Nellum and his colleagues at The Education Trust-West have supported a statewide FAFSA filing requirement. Gov. Gavin Newsom proposed a similar requirement in his January budget to ensure that every school district gives all of its students information about the college financial aid applications at least once before senior year starting this fall. The proposal would also require districts to ensure that high school seniors who don’t opt out complete and submit a financial aid form.

Other states like Louisiana and Texas have made FAFSA filing a graduation requirement, but California wouldn’t have to look that far for an example of how it would work. Val Verde Unified School District in Riverside County was the first in the state in 2017 to make the FAFSA a graduation requirement. Of 1,563 seniors, only 11 chose to opt-out in its first year, said Mark LeNoir, assistant superintendent for educational services in the district.

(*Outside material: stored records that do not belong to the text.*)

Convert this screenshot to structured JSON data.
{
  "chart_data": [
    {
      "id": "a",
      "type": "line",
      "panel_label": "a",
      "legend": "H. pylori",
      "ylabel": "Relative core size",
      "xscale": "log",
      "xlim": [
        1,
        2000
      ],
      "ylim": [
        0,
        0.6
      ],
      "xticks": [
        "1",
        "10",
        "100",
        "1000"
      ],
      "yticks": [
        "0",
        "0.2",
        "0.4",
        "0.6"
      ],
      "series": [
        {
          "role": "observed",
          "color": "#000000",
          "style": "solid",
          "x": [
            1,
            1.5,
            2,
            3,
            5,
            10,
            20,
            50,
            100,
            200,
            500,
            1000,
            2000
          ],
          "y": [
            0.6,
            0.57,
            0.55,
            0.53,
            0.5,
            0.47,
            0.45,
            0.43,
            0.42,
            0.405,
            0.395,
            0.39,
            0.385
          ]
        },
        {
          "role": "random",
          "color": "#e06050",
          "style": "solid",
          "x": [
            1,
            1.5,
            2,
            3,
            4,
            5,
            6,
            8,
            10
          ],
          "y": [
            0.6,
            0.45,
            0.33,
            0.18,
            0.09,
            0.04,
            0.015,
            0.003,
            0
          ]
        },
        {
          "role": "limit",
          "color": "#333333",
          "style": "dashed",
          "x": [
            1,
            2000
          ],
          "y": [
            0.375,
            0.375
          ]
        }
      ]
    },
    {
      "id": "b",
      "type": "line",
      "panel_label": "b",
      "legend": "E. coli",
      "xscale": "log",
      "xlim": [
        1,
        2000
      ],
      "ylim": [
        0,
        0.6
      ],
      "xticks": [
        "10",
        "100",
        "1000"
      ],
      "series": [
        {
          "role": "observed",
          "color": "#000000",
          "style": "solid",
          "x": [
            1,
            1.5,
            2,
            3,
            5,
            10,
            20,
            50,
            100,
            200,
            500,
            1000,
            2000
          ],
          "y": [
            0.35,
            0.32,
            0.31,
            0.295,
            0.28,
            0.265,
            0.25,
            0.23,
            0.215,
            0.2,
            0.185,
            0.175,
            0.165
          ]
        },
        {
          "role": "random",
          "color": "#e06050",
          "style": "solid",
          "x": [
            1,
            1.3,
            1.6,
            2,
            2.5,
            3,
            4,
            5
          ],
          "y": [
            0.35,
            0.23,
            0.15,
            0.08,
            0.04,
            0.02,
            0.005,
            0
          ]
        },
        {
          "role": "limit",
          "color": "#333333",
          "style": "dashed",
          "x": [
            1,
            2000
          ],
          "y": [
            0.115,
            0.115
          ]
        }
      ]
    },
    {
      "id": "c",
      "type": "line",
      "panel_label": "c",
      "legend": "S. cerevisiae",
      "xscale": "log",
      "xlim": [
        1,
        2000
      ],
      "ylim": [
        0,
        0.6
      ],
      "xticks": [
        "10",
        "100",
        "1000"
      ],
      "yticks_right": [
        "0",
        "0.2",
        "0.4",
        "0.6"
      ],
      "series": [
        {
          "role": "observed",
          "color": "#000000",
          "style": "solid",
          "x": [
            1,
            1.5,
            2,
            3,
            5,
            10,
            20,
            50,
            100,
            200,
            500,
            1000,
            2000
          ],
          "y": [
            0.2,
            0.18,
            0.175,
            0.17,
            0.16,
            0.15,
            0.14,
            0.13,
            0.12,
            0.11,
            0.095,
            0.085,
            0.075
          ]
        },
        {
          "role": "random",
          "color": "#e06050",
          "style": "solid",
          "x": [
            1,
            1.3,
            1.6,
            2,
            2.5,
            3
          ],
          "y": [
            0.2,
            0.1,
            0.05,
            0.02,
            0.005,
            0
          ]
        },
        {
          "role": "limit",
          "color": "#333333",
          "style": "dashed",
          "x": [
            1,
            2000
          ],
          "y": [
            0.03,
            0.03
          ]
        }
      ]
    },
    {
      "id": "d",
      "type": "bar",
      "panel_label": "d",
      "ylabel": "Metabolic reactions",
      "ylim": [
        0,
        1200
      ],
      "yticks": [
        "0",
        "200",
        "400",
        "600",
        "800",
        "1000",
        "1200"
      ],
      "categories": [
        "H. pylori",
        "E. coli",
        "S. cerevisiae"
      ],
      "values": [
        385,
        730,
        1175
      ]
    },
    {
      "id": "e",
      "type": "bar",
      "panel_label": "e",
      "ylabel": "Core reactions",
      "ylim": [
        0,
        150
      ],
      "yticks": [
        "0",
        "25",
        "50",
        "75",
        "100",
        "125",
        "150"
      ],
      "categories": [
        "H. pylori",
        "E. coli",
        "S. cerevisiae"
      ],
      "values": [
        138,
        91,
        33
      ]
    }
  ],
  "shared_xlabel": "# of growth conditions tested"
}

Before the pandemic, the district’s counselors created Google classrooms to contact and connect with their students, and they’re using Zoom and Google hangout to interact with students in small groups.

One other key thing for the district — connecting with TODEC Legal Center, a local grassroots immigrant rights organization in the Val Verde community, said Michael McCormick, the district’s superintendent.

“They jumped on board right away to meet with students and explain, if they’re Dreamers, how to apply for the California Dream Act application,” he said. “And many who are Dreamers and their families have been engaged.”